With the eyes of the world fixed on the ongoing horrors unfolding in the Middle East, last week saw nervous investors boosting prices in traditionally safer areas of the market (like government bonds and gold). However, the suggestion that the US central bank could hold interest rates steady for the rest of 2023 provided an additional distraction, pushing share prices higher too.

  • Over the past week, Israel has announced a total blockade on food, electricity and fuel going into Gaza, as part of its response to a large-scale terrorist attack by Hamas. Israel has mobilised 360,000 military reservists as it prepares its forces for an attack from land, sea and air, and has warned civilians in Gaza to relocate to the south of the enclave. There have been signs of the conflict broadening too, with exchanges of fire between Israel and Lebanon's Hezbollah and militants in Syria in recent days. Iran has also warned Israel to immediately halt its action against Gaza or it could face a “huge earthquake” of resistance. Meanwhile, President Biden has pledged US support, and is sending munitions, jets and two of the largest US aircraft carriers to the Middle East.
  • This is an evolving situation, and it is an understatement to refer to the heightening aggression and loss of civilian life in the Middle East as devastating. Turning uncomfortably, as we must, to the effects on financial markets, it’s fair to say that the impact so far has been relatively muted. The prices of traditional ‘safe haven’ assets like gold and UK government bonds have risen, as has the oil price, although it remains in negative territory for October so far. From here, the impact of the conflict on markets could depend on how severe, widespread, and long-running it turns out to be.

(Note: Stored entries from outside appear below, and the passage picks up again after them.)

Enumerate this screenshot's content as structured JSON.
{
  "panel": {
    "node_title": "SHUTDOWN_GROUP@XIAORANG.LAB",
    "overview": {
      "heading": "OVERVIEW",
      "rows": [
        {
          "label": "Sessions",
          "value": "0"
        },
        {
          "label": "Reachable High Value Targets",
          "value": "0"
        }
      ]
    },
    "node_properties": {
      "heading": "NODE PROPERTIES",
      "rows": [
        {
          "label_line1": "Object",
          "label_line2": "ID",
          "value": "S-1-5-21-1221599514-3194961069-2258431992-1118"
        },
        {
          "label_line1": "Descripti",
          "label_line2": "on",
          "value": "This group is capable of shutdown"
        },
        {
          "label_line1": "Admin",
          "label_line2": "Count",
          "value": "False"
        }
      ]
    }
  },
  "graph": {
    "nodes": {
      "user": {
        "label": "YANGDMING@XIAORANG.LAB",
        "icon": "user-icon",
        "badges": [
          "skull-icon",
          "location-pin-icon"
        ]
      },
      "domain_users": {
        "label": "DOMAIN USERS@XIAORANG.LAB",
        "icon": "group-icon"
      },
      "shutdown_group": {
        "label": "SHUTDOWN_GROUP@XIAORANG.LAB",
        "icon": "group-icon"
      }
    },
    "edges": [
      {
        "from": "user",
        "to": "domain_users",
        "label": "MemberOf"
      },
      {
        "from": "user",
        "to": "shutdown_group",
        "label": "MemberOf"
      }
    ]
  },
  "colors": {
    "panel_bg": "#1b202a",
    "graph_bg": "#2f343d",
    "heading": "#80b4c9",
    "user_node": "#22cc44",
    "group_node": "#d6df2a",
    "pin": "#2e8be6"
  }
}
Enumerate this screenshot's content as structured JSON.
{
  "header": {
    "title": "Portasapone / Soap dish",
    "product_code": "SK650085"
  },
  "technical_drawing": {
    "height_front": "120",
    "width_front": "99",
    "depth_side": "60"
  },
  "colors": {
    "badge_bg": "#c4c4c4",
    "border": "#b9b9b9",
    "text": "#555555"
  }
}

Only time will tell.
  • In the meantime, stock markets have been buoyed by comments from senior members at the US Federal Reserve Bank (Fed), which implied that we may have seen the last of interest rate hikes from the central bank in 2023. For the financial market mood, the suggestion of a pause in rates appeared to offset news that US inflation (measured by the Consumer Price Index, or CPI) had risen by slightly more than expected in September, to 3.7%. This figure is still significantly above the Fed’s ultimate target of 2%, but it is well below recent peaks for inflation.

Weekly market moves

  • Fear surrounding international conflict has pushed up the price of typically defensive assets like gold and UK government bonds.

  • Comments from US central bankers led investors to lower the odds of further interest rate hikes ahead, boosting share prices.

  • Despite a rally beginning on Friday, the oil price has fallen sharply since the beginning of October, giving back a large portion of its previously very strong 2023 performance.

What to look out for this week

  • From an economic standpoint, this week will see updates on US retail sales and unemployment levels, UK inflation and employment figures, and a whole host of data covering the Chinese economy.

  • The latest corporate earnings season also comes into its stride, with large US-listed businesses releasing their latest earnings news and their outlook for the period ahead. Businesses like Tesla and Netflix are among the key companies due to deliver their updates this week.